Ponciá Vicêncio

Por: Ana Amelia Coelho Pace | Em: 31 / agosto / 2020

Ponciá Vicêncio é o primeiro romance de Conceição Evaristo e é também minha primeira leitura dessa escritora. Nascida em Belo Horizonte, Conceição Evaristo tem trilhado uma carreira engajada em nome do movimento negro, na docência e pesquisa na área de literatura. Suas publicações englobam os gêneros da poesia, ensaios, contos e romances.

Tenho em mãos a terceira edição de Ponciá Vicêncio.

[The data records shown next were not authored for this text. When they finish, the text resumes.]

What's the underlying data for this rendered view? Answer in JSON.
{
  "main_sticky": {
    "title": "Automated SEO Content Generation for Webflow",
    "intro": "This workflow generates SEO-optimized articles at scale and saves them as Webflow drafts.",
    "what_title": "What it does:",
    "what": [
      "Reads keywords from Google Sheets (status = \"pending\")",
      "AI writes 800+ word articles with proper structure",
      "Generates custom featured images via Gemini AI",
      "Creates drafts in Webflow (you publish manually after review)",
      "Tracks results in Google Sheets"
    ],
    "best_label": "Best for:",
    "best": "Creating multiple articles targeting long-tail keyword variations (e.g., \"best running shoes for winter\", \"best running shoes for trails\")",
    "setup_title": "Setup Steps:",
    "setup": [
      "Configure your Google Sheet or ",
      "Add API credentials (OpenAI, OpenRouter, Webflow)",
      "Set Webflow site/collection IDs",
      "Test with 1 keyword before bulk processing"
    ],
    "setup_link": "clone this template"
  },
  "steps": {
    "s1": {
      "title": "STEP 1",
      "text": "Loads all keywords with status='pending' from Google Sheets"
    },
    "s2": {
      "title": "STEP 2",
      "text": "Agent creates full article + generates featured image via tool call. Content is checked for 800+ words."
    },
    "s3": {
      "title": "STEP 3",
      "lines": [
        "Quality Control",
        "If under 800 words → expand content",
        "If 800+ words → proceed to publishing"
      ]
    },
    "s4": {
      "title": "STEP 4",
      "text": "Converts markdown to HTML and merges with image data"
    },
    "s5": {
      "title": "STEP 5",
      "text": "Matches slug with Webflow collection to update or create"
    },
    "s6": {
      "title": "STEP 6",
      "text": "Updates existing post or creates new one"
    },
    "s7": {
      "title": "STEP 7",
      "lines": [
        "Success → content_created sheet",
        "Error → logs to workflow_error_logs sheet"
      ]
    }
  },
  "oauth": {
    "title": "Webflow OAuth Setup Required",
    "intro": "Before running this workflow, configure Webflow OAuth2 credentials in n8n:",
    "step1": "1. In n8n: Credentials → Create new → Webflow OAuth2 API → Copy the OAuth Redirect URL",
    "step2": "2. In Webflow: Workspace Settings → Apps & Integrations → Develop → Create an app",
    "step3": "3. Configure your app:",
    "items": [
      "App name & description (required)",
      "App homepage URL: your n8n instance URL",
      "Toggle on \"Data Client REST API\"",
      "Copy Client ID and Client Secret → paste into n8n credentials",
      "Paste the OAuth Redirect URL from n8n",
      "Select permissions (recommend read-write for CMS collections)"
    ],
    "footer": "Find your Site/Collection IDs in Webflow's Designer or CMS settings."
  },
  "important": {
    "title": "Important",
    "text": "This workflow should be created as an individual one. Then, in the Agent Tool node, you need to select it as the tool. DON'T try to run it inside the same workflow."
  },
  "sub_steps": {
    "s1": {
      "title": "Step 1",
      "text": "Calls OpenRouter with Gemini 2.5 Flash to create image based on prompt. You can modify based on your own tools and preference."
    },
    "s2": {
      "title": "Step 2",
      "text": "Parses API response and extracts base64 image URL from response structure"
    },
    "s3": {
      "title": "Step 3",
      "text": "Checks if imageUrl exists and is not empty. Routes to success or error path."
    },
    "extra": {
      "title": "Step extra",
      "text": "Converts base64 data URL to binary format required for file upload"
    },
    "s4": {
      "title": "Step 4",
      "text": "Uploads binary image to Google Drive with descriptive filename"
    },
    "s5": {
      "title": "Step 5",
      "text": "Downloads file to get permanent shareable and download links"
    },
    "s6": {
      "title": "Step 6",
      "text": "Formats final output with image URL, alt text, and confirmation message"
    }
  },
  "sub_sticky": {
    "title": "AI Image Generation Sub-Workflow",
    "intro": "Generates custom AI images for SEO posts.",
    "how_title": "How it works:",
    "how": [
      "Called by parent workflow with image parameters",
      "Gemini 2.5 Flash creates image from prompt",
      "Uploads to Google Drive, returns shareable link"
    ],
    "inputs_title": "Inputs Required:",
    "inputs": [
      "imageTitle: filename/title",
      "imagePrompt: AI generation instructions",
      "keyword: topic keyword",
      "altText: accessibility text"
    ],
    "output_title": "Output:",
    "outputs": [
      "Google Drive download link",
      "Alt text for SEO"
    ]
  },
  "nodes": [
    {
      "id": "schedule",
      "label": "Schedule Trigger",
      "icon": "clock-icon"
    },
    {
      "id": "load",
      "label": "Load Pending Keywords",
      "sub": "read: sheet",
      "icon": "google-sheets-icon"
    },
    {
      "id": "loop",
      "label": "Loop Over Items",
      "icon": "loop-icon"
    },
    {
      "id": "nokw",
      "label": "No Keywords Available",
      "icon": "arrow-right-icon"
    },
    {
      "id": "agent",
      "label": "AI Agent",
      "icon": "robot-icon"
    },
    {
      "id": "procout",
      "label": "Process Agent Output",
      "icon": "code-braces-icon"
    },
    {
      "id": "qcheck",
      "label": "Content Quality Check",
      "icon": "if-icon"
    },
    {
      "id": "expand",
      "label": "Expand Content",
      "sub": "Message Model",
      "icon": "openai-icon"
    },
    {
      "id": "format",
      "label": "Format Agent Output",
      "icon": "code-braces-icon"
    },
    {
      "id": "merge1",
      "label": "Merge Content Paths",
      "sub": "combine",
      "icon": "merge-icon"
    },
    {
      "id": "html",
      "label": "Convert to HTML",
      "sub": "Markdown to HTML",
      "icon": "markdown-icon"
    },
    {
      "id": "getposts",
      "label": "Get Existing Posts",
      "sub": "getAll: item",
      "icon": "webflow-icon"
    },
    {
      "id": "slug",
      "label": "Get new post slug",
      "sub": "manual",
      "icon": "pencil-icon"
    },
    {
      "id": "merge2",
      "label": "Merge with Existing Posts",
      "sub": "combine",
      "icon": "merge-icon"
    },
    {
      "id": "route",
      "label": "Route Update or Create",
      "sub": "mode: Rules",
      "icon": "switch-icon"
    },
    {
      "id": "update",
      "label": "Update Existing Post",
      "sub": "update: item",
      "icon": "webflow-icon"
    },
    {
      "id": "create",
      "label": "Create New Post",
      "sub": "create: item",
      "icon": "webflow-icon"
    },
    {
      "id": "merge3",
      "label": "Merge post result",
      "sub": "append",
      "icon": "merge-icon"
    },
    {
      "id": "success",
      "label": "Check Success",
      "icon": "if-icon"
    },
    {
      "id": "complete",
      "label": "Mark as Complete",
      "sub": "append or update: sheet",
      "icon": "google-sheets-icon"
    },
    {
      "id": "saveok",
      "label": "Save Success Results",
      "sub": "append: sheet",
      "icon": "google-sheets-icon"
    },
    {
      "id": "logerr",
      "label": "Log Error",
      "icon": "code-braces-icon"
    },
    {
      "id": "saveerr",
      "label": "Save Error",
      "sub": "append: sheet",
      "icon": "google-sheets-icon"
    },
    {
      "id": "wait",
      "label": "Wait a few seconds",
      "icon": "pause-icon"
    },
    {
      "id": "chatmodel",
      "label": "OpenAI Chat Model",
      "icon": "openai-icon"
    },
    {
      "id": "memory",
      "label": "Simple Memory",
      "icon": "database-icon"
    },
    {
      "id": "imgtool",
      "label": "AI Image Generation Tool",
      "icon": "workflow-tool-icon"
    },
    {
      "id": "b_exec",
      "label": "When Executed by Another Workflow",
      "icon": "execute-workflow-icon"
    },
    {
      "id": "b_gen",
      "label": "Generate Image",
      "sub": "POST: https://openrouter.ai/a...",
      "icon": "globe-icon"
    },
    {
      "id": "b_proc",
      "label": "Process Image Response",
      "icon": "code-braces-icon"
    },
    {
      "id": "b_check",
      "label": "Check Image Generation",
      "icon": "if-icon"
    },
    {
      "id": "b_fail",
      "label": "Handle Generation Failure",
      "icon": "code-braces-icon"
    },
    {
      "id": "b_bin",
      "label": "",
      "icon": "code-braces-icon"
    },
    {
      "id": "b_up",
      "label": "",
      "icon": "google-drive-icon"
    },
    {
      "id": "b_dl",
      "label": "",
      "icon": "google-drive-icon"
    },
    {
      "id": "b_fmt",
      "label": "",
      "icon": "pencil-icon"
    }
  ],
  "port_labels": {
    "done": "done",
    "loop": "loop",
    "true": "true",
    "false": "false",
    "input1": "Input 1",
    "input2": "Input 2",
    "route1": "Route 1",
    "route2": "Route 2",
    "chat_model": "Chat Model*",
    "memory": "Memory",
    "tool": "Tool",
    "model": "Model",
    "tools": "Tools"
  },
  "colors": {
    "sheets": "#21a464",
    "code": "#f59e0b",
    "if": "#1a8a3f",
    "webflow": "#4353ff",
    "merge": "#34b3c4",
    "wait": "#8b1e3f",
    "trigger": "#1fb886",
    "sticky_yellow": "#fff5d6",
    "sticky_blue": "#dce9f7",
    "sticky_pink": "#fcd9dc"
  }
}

Nela, o romance vem acompanhado de um prefácio da própria autora e de um posfácio de Maria José Somerlate Barbosa, da University of Iowa, Estados Unidos.

A leitura do prefácio já consegue nos situar em dois aspectos. Primeiro, temos um relato a respeito das “escrevivências”, para usar um termo que Conceição Evaristo cunhou. A personagem Ponciá Vicêncio, da maneira tocante e sensível como foi criada e como foi lida, acaba por se misturar com a vida da escritora, a tal ponto que muitas vezes leitores confundem o nome da escritora e da personagem, chamando-a de Ponciá Evaristo. Ela diz: “quando trocam o meu nome pelo dela, orgulhosamente respondo: presente!”

Na segunda parte do prefácio, a escritora relata a história de publicação de Ponciá Vicêncio. As duas primeiras edições foram em sua maior parte autofinanciadas, num grande esforço pessoal para colocar em circulação. Esforço esse que, como Conceição Evaristo bem assinala, se relaciona de maneira inegável com a questão racial.

Se sentimos que a luta das mulheres para terem seus textos publicados e lidos é difícil, devemos ter em mente que essa luta se torna mais árdua para as autoras negras. Como a própria Conceição Evaristo afirma no prefácio, “não só a condição de gênero vai interferir nas oportunidades de publicação e na invisibilidade da autoria dessas mulheres, mas também a condição étnica e social”.

Por essas razões, nosso engajamento enquanto moderadoras dos clubes do Leia Mulheres inclui pensar nos tortuosos caminhos de publicação e distribuição de obras de autoras negras e indígenas – dando voz a esses textos, contribuindo para que eles circulem mais.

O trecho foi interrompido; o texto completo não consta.